First, as a general matter appellate courts do not reweigh facts or credibility. Factual findings by a trial court are reviewed under the highly deferential substantial evidence standard, even if there were no live witnesses and all of the evidence was presented in writing. (See Haraguchi v. Superior Court (2008) 43 Cal.4th 706, 720, fn. 3; Shamblin v. Brattain (1988) 44 Cal.3d 474, 479.)

Second, as a matter of federal constitutional law, in “cases raising First Amendment issues,” an appellate court must “make an independent examination of the whole record” to assure itself “that the judgment does not constitute a forbidden intrusion on the field of free expression.” (N.Y. Times Co. v. Sullivan (1964) 376 U.S. 254, 285;
Bose Corp. v. Consumers Union of U.S., Inc. (1984) 466 U.S. 485, 499.)

The California Supreme Court has previously reconciled these two principles by concluding that the reviewing court must still defer to a trial court’s credibility determinations because “the trier of fact is in a superior position to observe the demeanor of witnesses.” (In re George T. (2004) 33 Cal.4th 620, 634.) Last year, however, the Court took a more nuanced approach to independent review.

In People v. Vivar (2021) 11 Cal.5th 510, the Court considered how to review a trial court’s factual findings under Penal Code section 1473.7, part of the California Racial Justice Act of 2020 which allows challenges to certain criminal convictions and sentences. Recognizing the importance of the topic warranted “independent review,” a majority of the Court held that factual findings made based on “personal observation of witnesses” are entitled to deference, but findings made “entirely from written declarations and other documents” are not. (Vivar, at pp. 527–528.) “Where . . . the facts derive entirely from written declarations and other documents, . . . there is no reason to conclude the trial court has the same special purchase on the question at issue; as a practical matter, ‘[t]he trial court and this court are in the same position in interpreting written declarations’ when reviewing a cold record. . . .” (Id. at p. 528.)

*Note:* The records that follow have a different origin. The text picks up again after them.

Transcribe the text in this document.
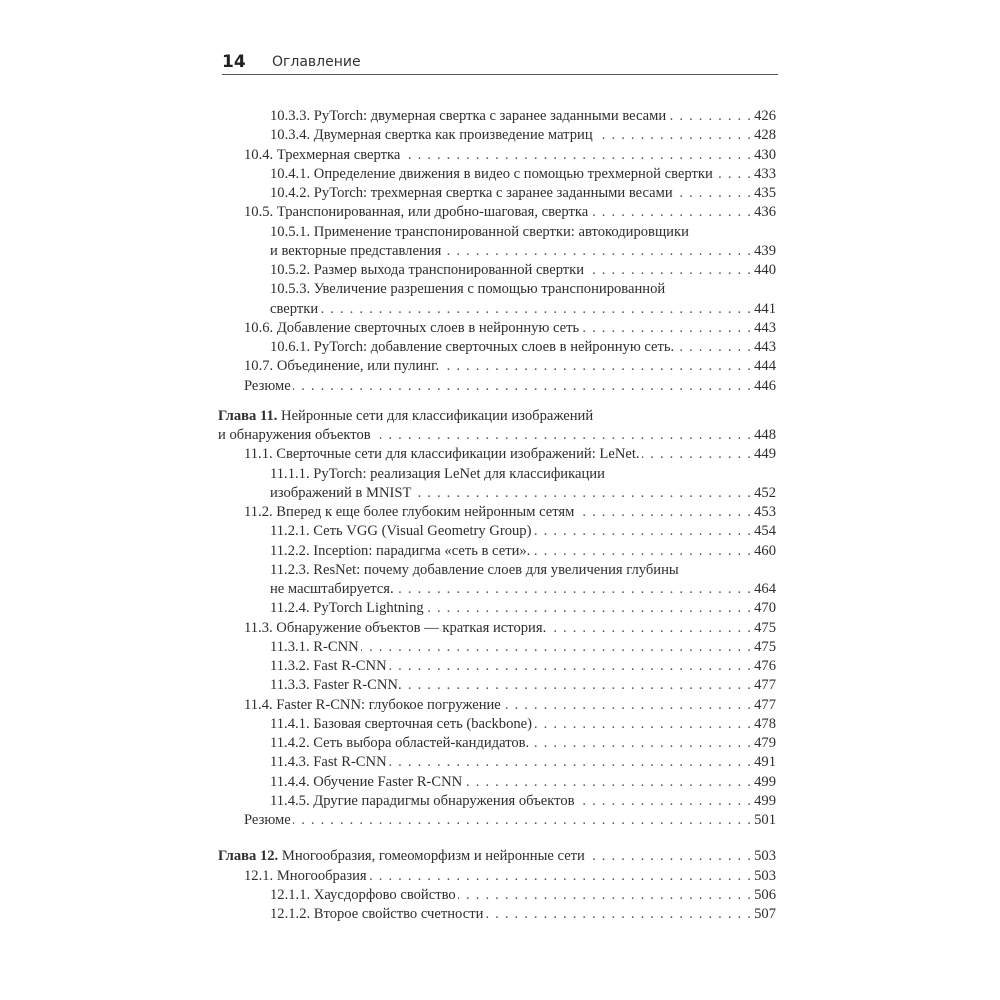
14 Оглавление
10.3.3. PyTorch: двумерная свертка с заранее заданными весами . . .	426
10.3.4. Двумерная свертка как произведение матриц . . .	428
10.4. Трехмерная свертка . . .	430
10.4.1. Определение движения в видео с помощью трехмерной свертки . . .	433
10.4.2. PyTorch: трехмерная свертка с заранее заданными весами . . .	435
10.5. Транспонированная, или дробно-шаговая, свертка . . .	436
10.5.1. Применение транспонированной свертки: автокодировщики
и векторные представления . . .	439
10.5.2. Размер выхода транспонированной свертки . . .	440
10.5.3. Увеличение разрешения с помощью транспонированной
свертки . . .	441
10.6. Добавление сверточных слоев в нейронную сеть . . .	443
10.6.1. PyTorch: добавление сверточных слоев в нейронную сеть. . . .	443
10.7. Объединение, или пулинг. . . .	444
Резюме . . .	446
Глава 11. Нейронные сети для классификации изображений
и обнаружения объектов . . .	448
11.1. Сверточные сети для классификации изображений: LeNet. . . .	449
11.1.1. PyTorch: реализация LeNet для классификации
изображений в MNIST . . .	452
11.2. Вперед к еще более глубоким нейронным сетям . . .	453
11.2.1. Сеть VGG (Visual Geometry Group) . . .	454
11.2.2. Inception: парадигма «сеть в сети». . . .	460
11.2.3. ResNet: почему добавление слоев для увеличения глубины
не масштабируется. . . .	464
11.2.4. PyTorch Lightning . . .	470
11.3. Обнаружение объектов — краткая история. . . .	475
11.3.1. R-CNN . . .	475
11.3.2. Fast R-CNN . . .	476
11.3.3. Faster R-CNN. . . .	477
11.4. Faster R-CNN: глубокое погружение . . .	477
11.4.1. Базовая сверточная сеть (backbone) . . .	478
11.4.2. Сеть выбора областей-кандидатов. . . .	479
11.4.3. Fast R-CNN . . .	491
11.4.4. Обучение Faster R-CNN . . .	499
11.4.5. Другие парадигмы обнаружения объектов . . .	499
Резюме . . .	501
Глава 12. Многообразия, гомеоморфизм и нейронные сети . . .	503
12.1. Многообразия . . .	503
12.1.1. Хаусдорфово свойство . . .	506
12.1.2. Второе свойство счетности . . .	507
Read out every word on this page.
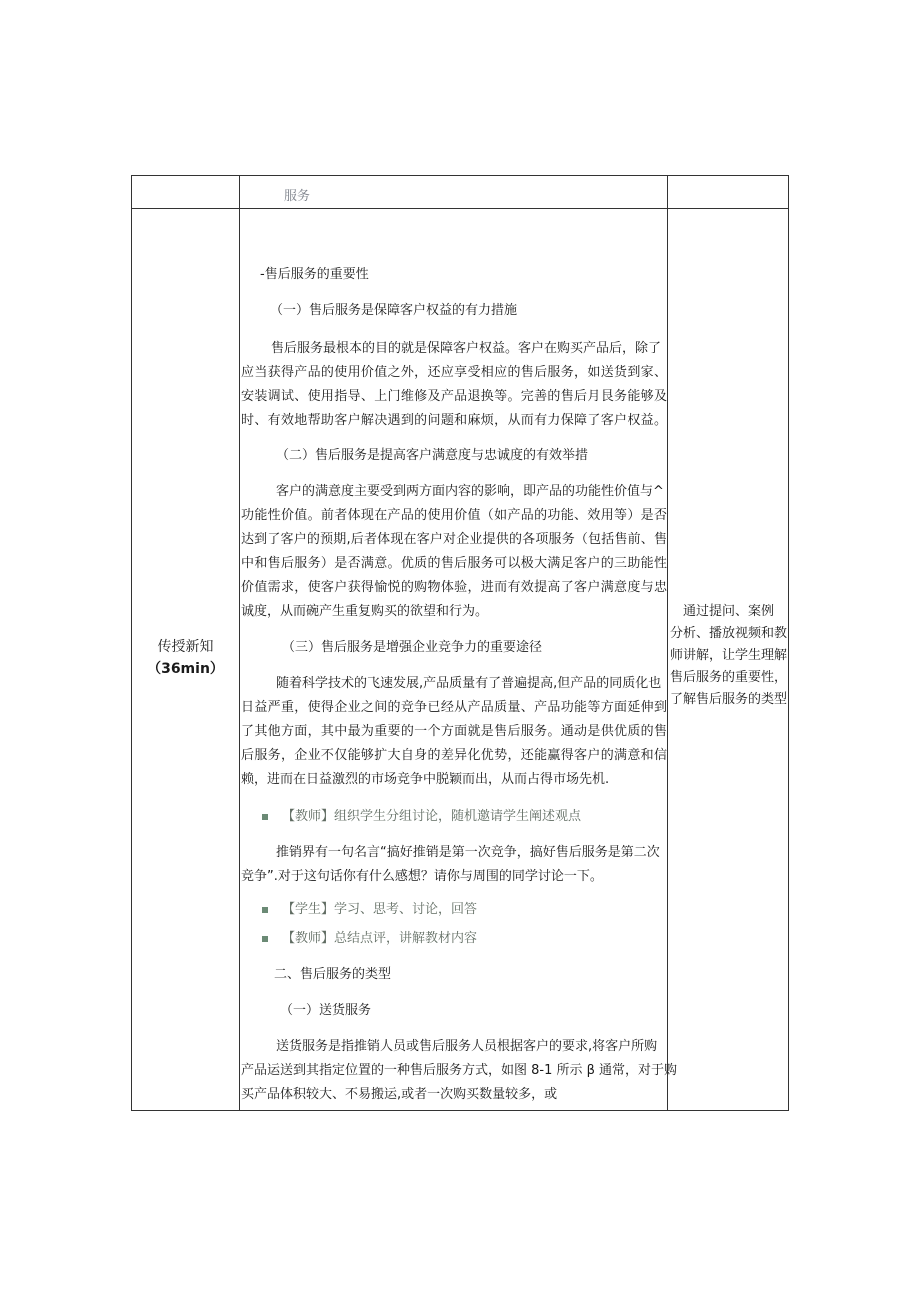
服务
传授新知
（36min）
通过提问、案例
分析、播放视频和教
师讲解，让学生理解
售后服务的重要性，
了解售后服务的类型
-售后服务的重要性
（一）售后服务是保障客户权益的有力措施
售后服务最根本的目的就是保障客户权益。客户在购买产品后，除了
应当获得产品的使用价值之外，还应享受相应的售后服务，如送货到家、
安装调试、使用指导、上门维修及产品退换等。完善的售后月艮务能够及
时、有效地帮助客户解决遇到的问题和麻烦，从而有力保障了客户权益。
（二）售后服务是提高客户满意度与忠诚度的有效举措
客户的满意度主要受到两方面内容的影响，即产品的功能性价值与^
功能性价值。前者体现在产品的使用价值（如产品的功能、效用等）是否
达到了客户的预期,后者体现在客户对企业提供的各项服务（包括售前、售
中和售后服务）是否满意。优质的售后服务可以极大满足客户的三助能性
价值需求，使客户获得愉悦的购物体验，进而有效提高了客户满意度与忠
诚度，从而碗产生重复购买的欲望和行为。
（三）售后服务是增强企业竞争力的重要途径
随着科学技术的飞速发展,产品质量有了普遍提高,但产品的同质化也
日益严重，使得企业之间的竞争已经从产品质量、产品功能等方面延伸到
了其他方面，其中最为重要的一个方面就是售后服务。通动是供优质的售
后服务，企业不仅能够扩大自身的差异化优势，还能赢得客户的满意和信
赖，进而在日益激烈的市场竞争中脱颖而出，从而占得市场先机.
【教师】组织学生分组讨论，随机邀请学生阐述观点
推销界有一句名言“搞好推销是第一次竞争，搞好售后服务是第二次
竞争”.对于这句话你有什么感想？请你与周围的同学讨论一下。
【学生】学习、思考、讨论，回答
【教师】总结点评，讲解教材内容
二、售后服务的类型
（一）送货服务
送货服务是指推销人员或售后服务人员根据客户的要求,将客户所购
产品运送到其指定位置的一种售后服务方式，如图 8-1 所示 β 通常，对于购
买产品体积较大、不易搬运,或者一次购买数量较多，或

It is difficult to see why independent review under First Amendment principles would be different from independent review under Penal Code section 1473.7. In each case, the reviewing court “exercises its independent judgment to determine whether the facts satisfy the rule of law.” (People v. Vivar, supra, 11 Cal.5th at p. 527, quoting In re George T., supra, 33 Cal.4th at p. 634.) Although no published case has yet analyzed this question, there appears to be a strong argument that a trial court’s factual findings on First Amendment issues should receive no deference unless they were based on the trial court’s own observation of witnesses. It will be interesting to see whether the Courts of Appeal view Vivar as modifying the rule applied in George T., or whether the distinction between live and “cold” testimony remains relegated to the criminal contexts discussed in Vivar.